They didn’t, not in the way I expected.
In 2024, I had a pulmonary embolism. It came without warning and changed the way I thought about my own body in a matter of hours. Recovery was not clean or linear. The blood thinners that were supposed to protect me led to an upper GI bleed that complicated everything further. What had been a steady, taken-for-granted physical capacity was suddenly uncertain. Walking, something so basic I had never given it much thought, became something I had to measure and monitor.
Living at altitude changes the equation even more. The air that once felt like home felt thin in a way I could not ignore. There were days when even small efforts came with consequences. The kind you do not push through. The kind you learn to respect whether you want to or not.
The trail didn’t go anywhere, but I did. Away from it, gradually, until it became something I thought about more than something I did.
There is a particular kind of absence that settles in when you lose something that used to anchor you. Not dramatic. Not even always obvious. Just a steady awareness that something familiar is missing from the structure of your days. I still had the camera. I still noticed light and texture and the small details that most people pass by. But it was different when it was confined to the edges of parking lots and short walks that never quite became anything more.
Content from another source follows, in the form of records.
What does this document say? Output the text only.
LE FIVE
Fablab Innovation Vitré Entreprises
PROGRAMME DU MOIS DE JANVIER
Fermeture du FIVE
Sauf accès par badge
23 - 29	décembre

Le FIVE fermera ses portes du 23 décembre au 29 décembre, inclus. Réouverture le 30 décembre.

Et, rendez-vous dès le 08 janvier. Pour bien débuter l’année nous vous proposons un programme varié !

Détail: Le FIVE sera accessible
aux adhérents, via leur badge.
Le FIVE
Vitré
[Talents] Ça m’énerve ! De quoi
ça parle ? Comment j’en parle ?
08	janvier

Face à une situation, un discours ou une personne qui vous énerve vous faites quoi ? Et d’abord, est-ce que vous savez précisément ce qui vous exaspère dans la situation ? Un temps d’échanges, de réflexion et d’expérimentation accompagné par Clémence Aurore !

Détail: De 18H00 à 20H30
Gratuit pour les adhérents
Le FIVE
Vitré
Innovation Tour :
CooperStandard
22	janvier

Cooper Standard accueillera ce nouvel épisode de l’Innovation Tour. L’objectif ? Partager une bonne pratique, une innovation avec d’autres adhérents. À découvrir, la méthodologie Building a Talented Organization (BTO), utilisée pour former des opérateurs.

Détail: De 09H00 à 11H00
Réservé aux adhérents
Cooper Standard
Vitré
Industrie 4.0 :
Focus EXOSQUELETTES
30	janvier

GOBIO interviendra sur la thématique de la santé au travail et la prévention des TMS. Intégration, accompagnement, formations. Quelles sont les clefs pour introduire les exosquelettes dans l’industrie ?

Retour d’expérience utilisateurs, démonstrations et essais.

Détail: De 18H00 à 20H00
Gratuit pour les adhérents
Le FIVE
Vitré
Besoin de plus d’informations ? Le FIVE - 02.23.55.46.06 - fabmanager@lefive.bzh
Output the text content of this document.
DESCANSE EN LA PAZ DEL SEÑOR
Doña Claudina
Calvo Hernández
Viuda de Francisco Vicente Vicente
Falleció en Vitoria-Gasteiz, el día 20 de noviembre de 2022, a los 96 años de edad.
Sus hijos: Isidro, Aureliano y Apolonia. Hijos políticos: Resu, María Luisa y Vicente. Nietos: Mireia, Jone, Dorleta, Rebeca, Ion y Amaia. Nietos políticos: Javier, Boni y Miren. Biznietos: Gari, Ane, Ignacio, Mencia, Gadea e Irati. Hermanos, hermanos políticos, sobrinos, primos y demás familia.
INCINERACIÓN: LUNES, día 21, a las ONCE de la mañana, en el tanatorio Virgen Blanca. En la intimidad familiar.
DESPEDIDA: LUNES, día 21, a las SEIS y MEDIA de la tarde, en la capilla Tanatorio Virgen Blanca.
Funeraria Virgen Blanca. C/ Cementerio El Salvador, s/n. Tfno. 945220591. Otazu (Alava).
Coming back has not looked like I thought it would.
There was no moment where everything snapped into place and I picked up exactly where I left off. It has been slower than that, more deliberate, and more uncertain. My lungs are only now beginning to feel like they belong to me again. Even then, there are limits. Distances that used to be automatic are now decisions. Elevation is something I have to think about. I pay attention in a way that is less casual and more necessary.
The first time back on a trail felt tentative. Not dramatic, but real. Every step was measured, not out of fear exactly, but out of awareness. The ground mattered. The incline mattered. The distance back to the car mattered. The simple act of being there carried a weight it never had when it was easy.
And then something shifted. Small at first. A pause I hadn’t planned. A line of light through the cottonwoods that made me stop and reach for the camera before I had even thought about it. The same pull I had always felt toward the edges of things.
The same patterns began to reassert themselves. The way my attention moves when I am outside. The instinct to pause, to look more closely, to follow a line of shadow or a break in the terrain that suggests something just out of view. The recognition that I was never really hiking to complete trails. I was hiking to step off them.
That instinct is still there.
If anything, it is clearer now. More intentional. I do not move as quickly, and I do not go as far, but I see more. The details feel sharper. The time spent in a place feels fuller, less rushed, less driven by the idea of covering ground. There is a kind of patience that comes from having had to wait, from having had to rebuild something that once felt automatic.
New Mexico makes that return possible in ways that feel almost like a kind of grace. The light does not just fall. It lingers. It shifts slowly across rock and sand and leaves, changing everything without ever feeling abrupt. In the bosque, the river moves the way it always has, steady and indifferent to whether or not I was there to see it. In the foothills, the trails wind through terrain that looks sparse at first glance and then reveals itself in layers if you give it time. I am out there again with the camera, not looking to finish anything, just looking.